Suppose we have the following nonlinear programming problem (NLP):
\begin{equation} \begin{split} \min_{x\in\mathcal{X}}\quad &f(x)\\\\ \mathrm{s.t.}\quad &g(x)\leq0\\\\ &0\leq x\leq1 \end{split} \end{equation}
Where the values of $x$ are between 0 and 1, and the objective and constraint functions are already scaled to be close to 1.
Despite the scalings, I have the problem that the absolute value of the derivative of the objective function $f(x)$ wrt to some of variables is $10^8$ larger than that of other variables. In mathematical terms:
$$\exists i,j, i\neq j; \left\vert \dfrac{df(x)}{dx_i} \right\vert \approx 10^8 \left\vert\dfrac{df(x)}{dx_j}\right\vert $$
The question: Is there a way to scale the derivatives, without losing the other "nice" scalings.

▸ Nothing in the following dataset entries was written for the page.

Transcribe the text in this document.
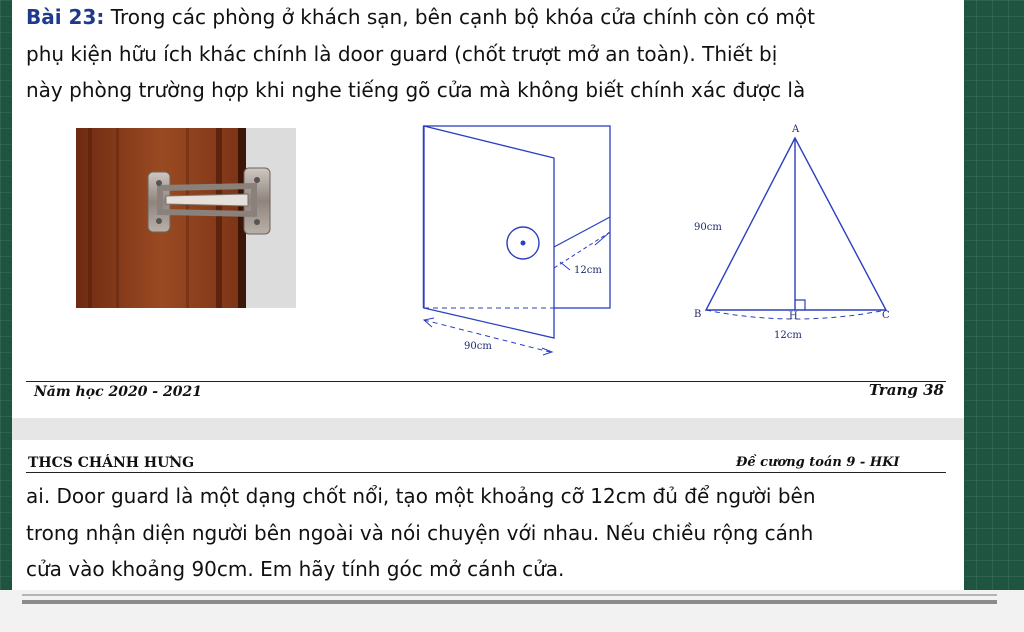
Bài 23: Trong các phòng ở khách sạn, bên cạnh bộ khóa cửa chính còn có một
phụ kiện hữu ích khác chính là door guard (chốt trượt mở an toàn). Thiết bị
này phòng trường hợp khi nghe tiếng gõ cửa mà không biết chính xác được là

12cm
90cm
A
B	C
H
90cm
12cm
Năm học 2020 - 2021	Trang 38
THCS CHÁNH HƯNG	Đề cương toán 9 - HKI

ai. Door guard là một dạng chốt nổi, tạo một khoảng cỡ 12cm đủ để người bên
trong nhận diện người bên ngoài và nói chuyện với nhau. Nếu chiều rộng cánh
cửa vào khoảng 90cm. Em hãy tính góc mở cánh cửa.
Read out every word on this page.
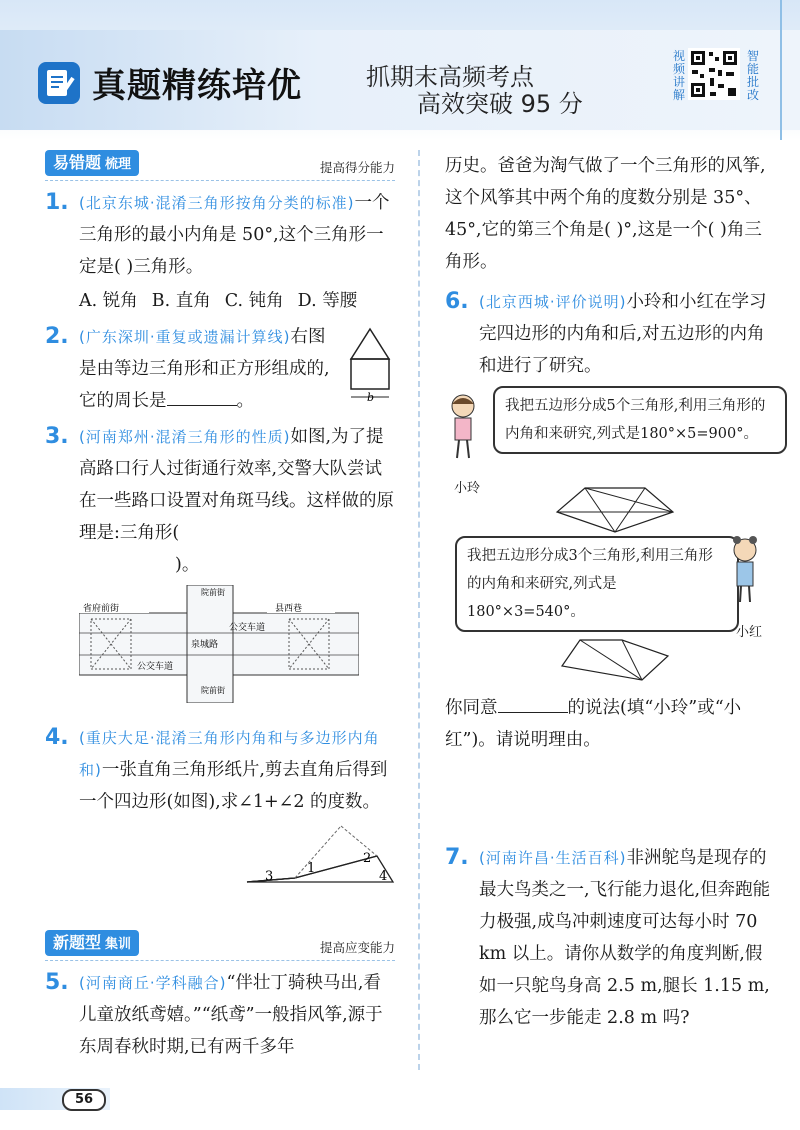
真题精练培优	抓期末高频考点
高效突破 95 分
视频讲解
智能批改
易错题 梳理	提高得分能力
1. (北京东城·混淆三角形按角分类的标准)一个三角形的最小内角是 50°,这个三角形一定是( )三角形。

A. 锐角 B. 直角 C. 钝角 D. 等腰
2. (广东深圳·重复或遗漏计算线)右图是由等边三角形和正方形组成的,它的周长是	。	b
3. (河南郑州·混淆三角形的性质)如图,为了提高路口行人过街通行效率,交警大队尝试在一些路口设置对角斑马线。这样做的原理是:三角形(

)。

省府前街	县西巷
院前街
院前街
公交车道
泉城路
公交车道
4. (重庆大足·混淆三角形内角和与多边形内角和)一张直角三角形纸片,剪去直角后得到一个四边形(如图),求∠1+∠2 的度数。

1
2
3	4
新题型 集训	提高应变能力
5. (河南商丘·学科融合)“伴壮丁骑秧马出,看儿童放纸鸢嬉。”“纸鸢”一般指风筝,源于东周春秋时期,已有两千多年

历史。爸爸为淘气做了一个三角形的风筝,这个风筝其中两个角的度数分别是 35°、45°,它的第三个角是( )°,这是一个( )角三角形。

6. (北京西城·评价说明)小玲和小红在学习完四边形的内角和后,对五边形的内角和进行了研究。

小玲
我把五边形分成5个三角形,利用三角形的内角和来研究,列式是180°×5=900°。
我把五边形分成3个三角形,利用三角形的内角和来研究,列式是180°×3=540°。
小红

你同意	的说法(填“小玲”或“小红”)。请说明理由。

7. (河南许昌·生活百科)非洲鸵鸟是现存的最大鸟类之一,飞行能力退化,但奔跑能力极强,成鸟冲刺速度可达每小时 70 km 以上。请你从数学的角度判断,假如一只鸵鸟身高 2.5 m,腿长 1.15 m,那么它一步能走 2.8 m 吗?

56
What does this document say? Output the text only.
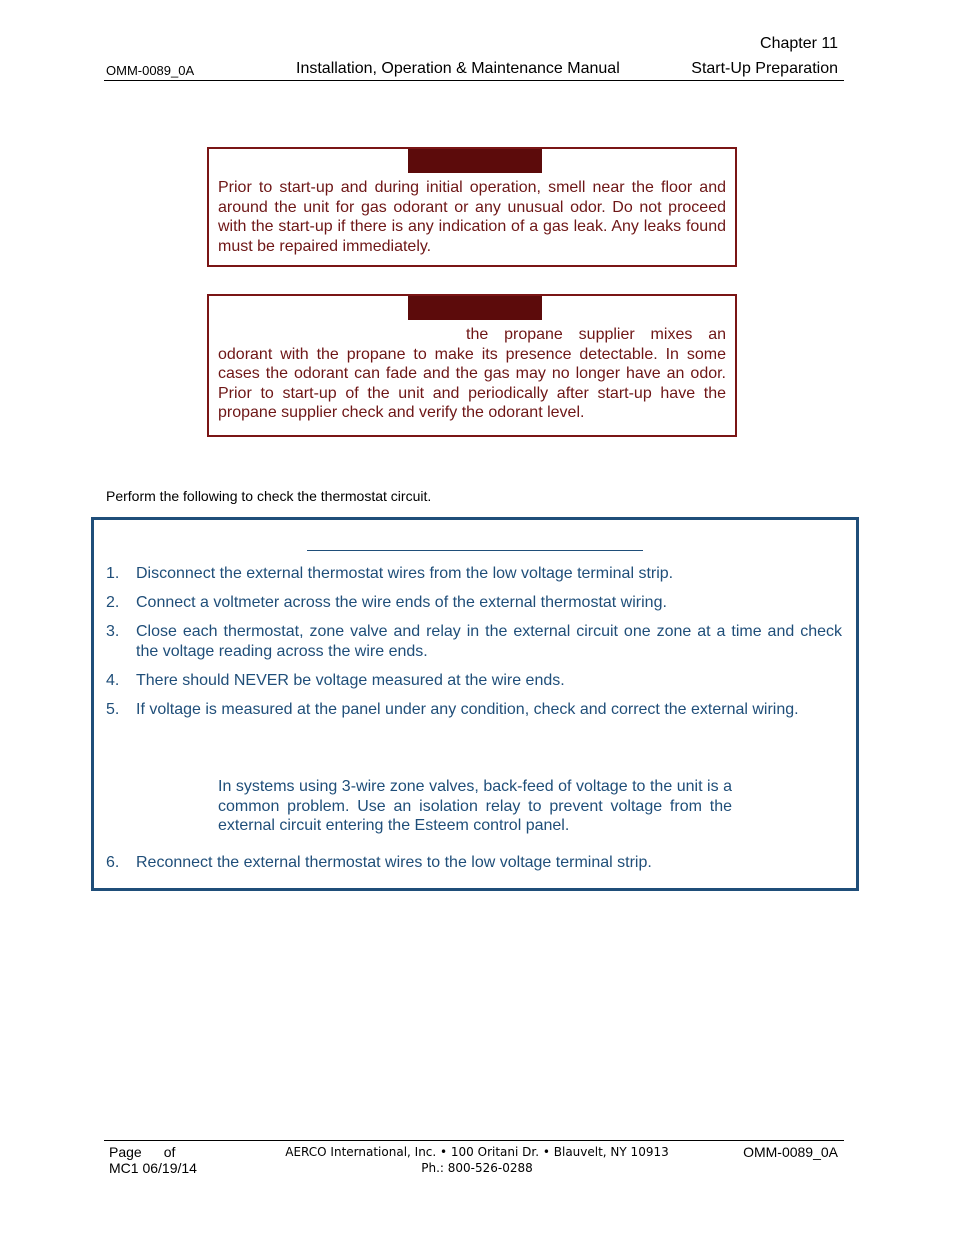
Chapter 11
OMM-0089_0A	Installation, Operation & Maintenance Manual	Start-Up Preparation
Prior to start-up and during initial operation, smell near the floor and around the unit for gas odorant or any unusual odor. Do not proceed with the start-up if there is any indication of a gas leak. Any leaks found must be repaired immediately.
the propane supplier mixes an odorant with the propane to make its presence detectable. In some cases the odorant can fade and the gas may no longer have an odor. Prior to start-up of the unit and periodically after start-up have the propane supplier check and verify the odorant level.
Perform the following to check the thermostat circuit.
1.	Disconnect the external thermostat wires from the low voltage terminal strip.
2.	Connect a voltmeter across the wire ends of the external thermostat wiring.
3.	Close each thermostat, zone valve and relay in the external circuit one zone at a time and check the voltage reading across the wire ends.
4.	There should NEVER be voltage measured at the wire ends.
5.	If voltage is measured at the panel under any condition, check and correct the external wiring.
6.	Reconnect the external thermostat wires to the low voltage terminal strip.
In systems using 3-wire zone valves, back-feed of voltage to the unit is a common problem. Use an isolation relay to prevent voltage from the external circuit entering the Esteem control panel.
Page of
MC1 06/19/14
AERCO International, Inc. • 100 Oritani Dr. • Blauvelt, NY 10913
Ph.: 800-526-0288
OMM-0089_0A
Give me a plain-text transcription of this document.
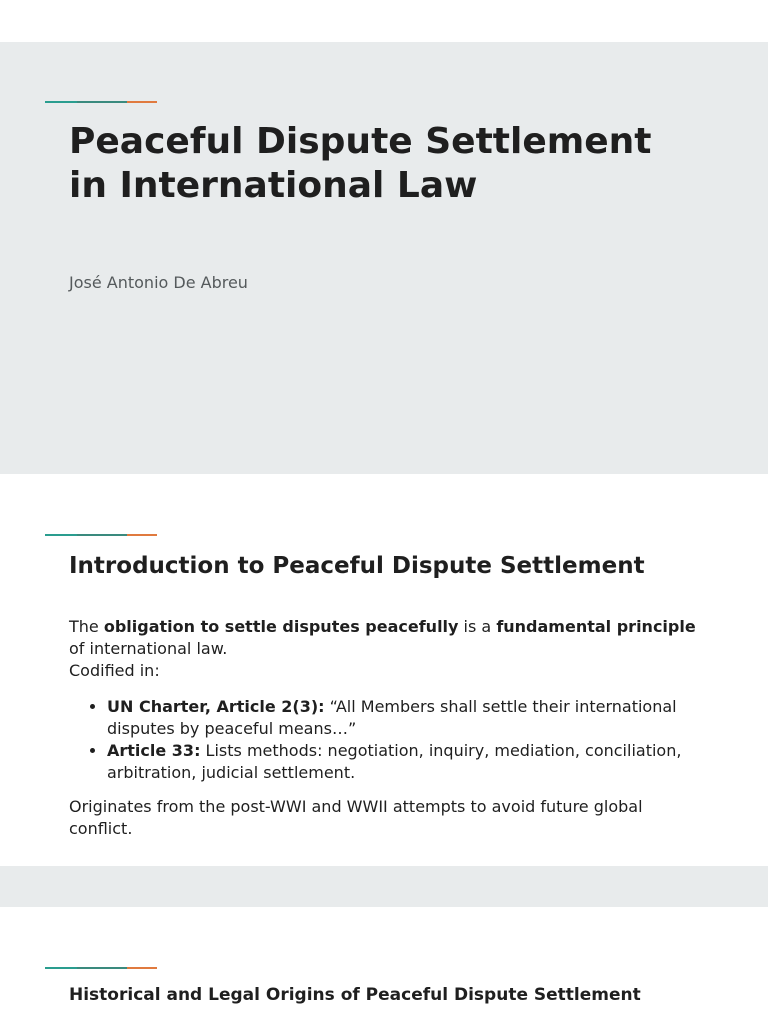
Peaceful Dispute Settlement
in International Law

José Antonio De Abreu

Introduction to Peaceful Dispute Settlement

The obligation to settle disputes peacefully is a fundamental principle of international law.
Codified in:

• UN Charter, Article 2(3): “All Members shall settle their international disputes by peaceful means…”
• Article 33: Lists methods: negotiation, inquiry, mediation, conciliation, arbitration, judicial settlement.

Originates from the post-WWI and WWII attempts to avoid future global conflict.

Historical and Legal Origins of Peaceful Dispute Settlement
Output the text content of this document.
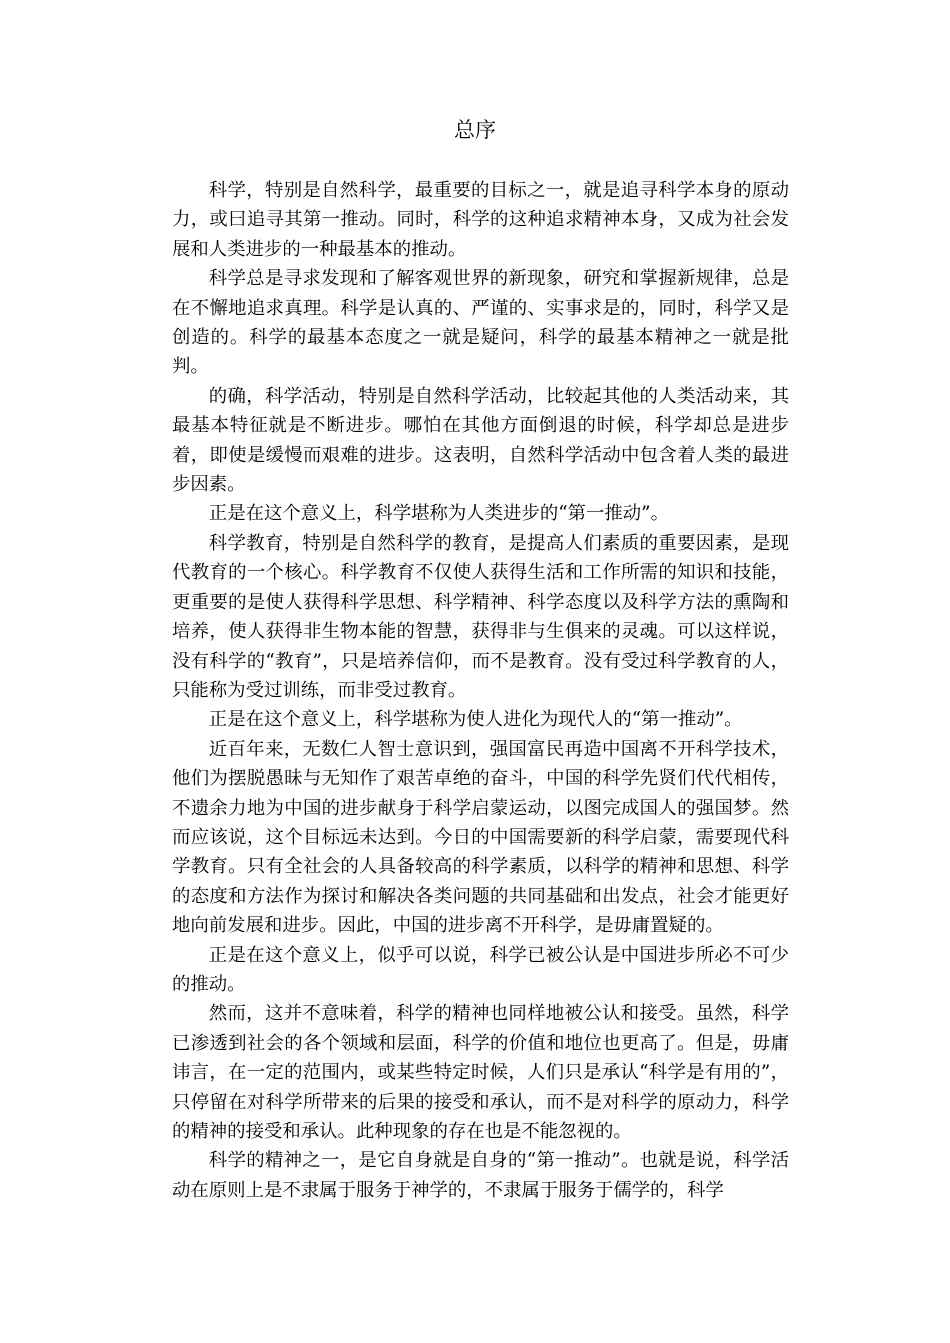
总序

科学，特别是自然科学，最重要的目标之一，就是追寻科学本身的原动力，或曰追寻其第一推动。同时，科学的这种追求精神本身，又成为社会发展和人类进步的一种最基本的推动。

科学总是寻求发现和了解客观世界的新现象，研究和掌握新规律，总是在不懈地追求真理。科学是认真的、严谨的、实事求是的，同时，科学又是创造的。科学的最基本态度之一就是疑问，科学的最基本精神之一就是批判。

的确，科学活动，特别是自然科学活动，比较起其他的人类活动来，其最基本特征就是不断进步。哪怕在其他方面倒退的时候，科学却总是进步着，即使是缓慢而艰难的进步。这表明，自然科学活动中包含着人类的最进步因素。

正是在这个意义上，科学堪称为人类进步的“第一推动”。

科学教育，特别是自然科学的教育，是提高人们素质的重要因素，是现代教育的一个核心。科学教育不仅使人获得生活和工作所需的知识和技能，更重要的是使人获得科学思想、科学精神、科学态度以及科学方法的熏陶和培养，使人获得非生物本能的智慧，获得非与生俱来的灵魂。可以这样说，没有科学的“教育”，只是培养信仰，而不是教育。没有受过科学教育的人，只能称为受过训练，而非受过教育。

正是在这个意义上，科学堪称为使人进化为现代人的“第一推动”。

近百年来，无数仁人智士意识到，强国富民再造中国离不开科学技术，他们为摆脱愚昧与无知作了艰苦卓绝的奋斗，中国的科学先贤们代代相传，不遗余力地为中国的进步献身于科学启蒙运动，以图完成国人的强国梦。然而应该说，这个目标远未达到。今日的中国需要新的科学启蒙，需要现代科学教育。只有全社会的人具备较高的科学素质，以科学的精神和思想、科学的态度和方法作为探讨和解决各类问题的共同基础和出发点，社会才能更好地向前发展和进步。因此，中国的进步离不开科学，是毋庸置疑的。

正是在这个意义上，似乎可以说，科学已被公认是中国进步所必不可少的推动。

然而，这并不意味着，科学的精神也同样地被公认和接受。虽然，科学已渗透到社会的各个领域和层面，科学的价值和地位也更高了。但是，毋庸讳言，在一定的范围内，或某些特定时候，人们只是承认“科学是有用的”，只停留在对科学所带来的后果的接受和承认，而不是对科学的原动力，科学的精神的接受和承认。此种现象的存在也是不能忽视的。

科学的精神之一，是它自身就是自身的“第一推动”。也就是说，科学活动在原则上是不隶属于服务于神学的，不隶属于服务于儒学的，科学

I've been trying to apply some sort of parameter scaling to "stretch" the design space $\mathcal{X}$ by doing e.g. $y=Dx$, where $D$ is a diagonal positive definite matrix and solve for $y$. But it seems that you cannot mess around with one thing without messing another. E.g., in this case the bounds of $y$ would not be between 0 and 1. This may not be bad, but the optimization algorithm I am using works best when everything is scaled "nicely". I have tried non-linear scalings, but I couldn't get it to work (e.g. using a $log$ for a reparametrized variable).